Bisogna lavorare per un futuro che sia «insieme agli altri, non contro gli altri». Un vecchio proverbio congolese dice, con efficacia che «la vera ricchezza sono le persone e le buone relazioni con loro. In modo speciale le religioni, con il loro patrimonio di sapienza, sono chiamate a contribuirvi, nel quotidiano sforzo di rinunciare a ogni aggressività, proselitismo e costrizione, mezzi indegni della libertà umana».

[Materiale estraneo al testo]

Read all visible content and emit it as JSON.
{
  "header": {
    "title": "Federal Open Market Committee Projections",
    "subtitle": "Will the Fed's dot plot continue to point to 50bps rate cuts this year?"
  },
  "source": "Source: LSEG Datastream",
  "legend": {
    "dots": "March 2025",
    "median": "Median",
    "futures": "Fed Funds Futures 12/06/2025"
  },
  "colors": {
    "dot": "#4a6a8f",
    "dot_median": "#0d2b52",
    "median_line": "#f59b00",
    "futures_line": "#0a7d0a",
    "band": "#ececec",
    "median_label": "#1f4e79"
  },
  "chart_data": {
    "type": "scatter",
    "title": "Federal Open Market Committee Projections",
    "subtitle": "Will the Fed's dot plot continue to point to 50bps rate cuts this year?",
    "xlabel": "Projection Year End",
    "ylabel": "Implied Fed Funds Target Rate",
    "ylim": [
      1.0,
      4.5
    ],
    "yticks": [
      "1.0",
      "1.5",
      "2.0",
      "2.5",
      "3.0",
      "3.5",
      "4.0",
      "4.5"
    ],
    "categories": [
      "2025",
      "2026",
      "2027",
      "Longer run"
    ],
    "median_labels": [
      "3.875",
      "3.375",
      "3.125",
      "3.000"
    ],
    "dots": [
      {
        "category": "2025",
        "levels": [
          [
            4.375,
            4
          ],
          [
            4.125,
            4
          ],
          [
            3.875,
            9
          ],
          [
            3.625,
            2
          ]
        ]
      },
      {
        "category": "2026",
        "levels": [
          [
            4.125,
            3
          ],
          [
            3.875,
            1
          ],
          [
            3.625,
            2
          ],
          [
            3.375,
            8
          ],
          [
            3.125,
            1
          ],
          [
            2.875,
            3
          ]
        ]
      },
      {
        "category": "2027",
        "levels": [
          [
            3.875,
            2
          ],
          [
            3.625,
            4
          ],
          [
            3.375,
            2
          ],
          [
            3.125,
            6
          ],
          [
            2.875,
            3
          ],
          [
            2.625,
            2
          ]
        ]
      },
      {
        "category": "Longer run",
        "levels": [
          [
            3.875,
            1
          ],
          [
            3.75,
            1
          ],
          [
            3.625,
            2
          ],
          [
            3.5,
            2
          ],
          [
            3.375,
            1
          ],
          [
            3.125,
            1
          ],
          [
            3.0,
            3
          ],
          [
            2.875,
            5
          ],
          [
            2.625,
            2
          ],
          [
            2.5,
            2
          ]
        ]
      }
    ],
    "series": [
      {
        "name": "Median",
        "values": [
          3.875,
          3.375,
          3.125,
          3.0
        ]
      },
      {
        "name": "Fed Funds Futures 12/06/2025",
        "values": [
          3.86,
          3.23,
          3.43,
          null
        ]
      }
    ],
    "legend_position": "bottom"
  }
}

Una responsabilità enorme l’hanno le istituzioni: «Chi detiene responsabilità civili e di governo è dunque chiamato a operare con limpidezza cristallina, vivendo l’incarico ricevuto come un mezzo per servire la società. Il potere, infatti, ha senso solo se diventa servizio. Quant’è importante operare con questo spirito, fuggendo l’autoritarismo, la ricerca di guadagni facili e l’avidità del denaro». Parla della necessità di favorire «elezioni libere, trasparenti e credibili; estendere ancora di più la partecipazione ai processi di pace alle donne, ai giovani e ai gruppi marginalizzati; ricercare il bene comune e la sicurezza della gente anziché gli interessi personali o di gruppo; rafforzare la presenza dello Stato in ogni parte del territorio; prendersi cura delle tante persone sfollate e rifugiate. Non ci si lasci manipolare né tantomeno comprare da chi vuole mantenere il Paese nella violenza, per sfruttarlo e fare affari vergognosi: ciò porta solo discredito e vergogna, insieme a morte e miseria. Fa bene invece accostarsi alla gente, per rendersi conto di come vive. Le persone si fidano quando sentono che chi le governa è realmente vicino, non per calcolo né per esibizione, ma per servizio». In ogni settore «non bisogna stancarsi di promuovere, in ogni settore, il diritto e l’equità, contrastando l’impunità e la manipolazione delle leggi e dell’informazione». E, infine, come si fa con un diamante grezzo, bisogna essere capaci di lavorare la pietra, «così, anche i diamanti più preziosi della terra congolese, che sono i figli di questa nazione, devono poter usufruire di valide opportunità educative, che consentano loro di mettere pienamente a frutto i brillanti talenti che hanno. L’educazione è fondamentale: è la via per il futuro, la strada da imboccare per raggiungere la piena libertà di questo Paese e del Continente africano». E invece accade che tanti bambini no vadano a scuola e «anziché ricevere una degna istruzione, vengono sfruttati! Troppi muoiono, sottoposti a lavori schiavizzanti nelle miniere. Non si risparmino sforzi per denunciare la piaga del lavoro minorile e porvi fine. Quante ragazze sono emarginate e violate nella loro dignità! I bambini, le fanciulle, i giovani sono la speranza: non permettiamo che venga cancellata, ma coltiviamola con passione!». E, nel denunciare le violenze parla anche della forza di resistenza dei congolesi e invita tutti i cittadini a lavorare per «una ripartenza sociale coraggiosa e inclusiva».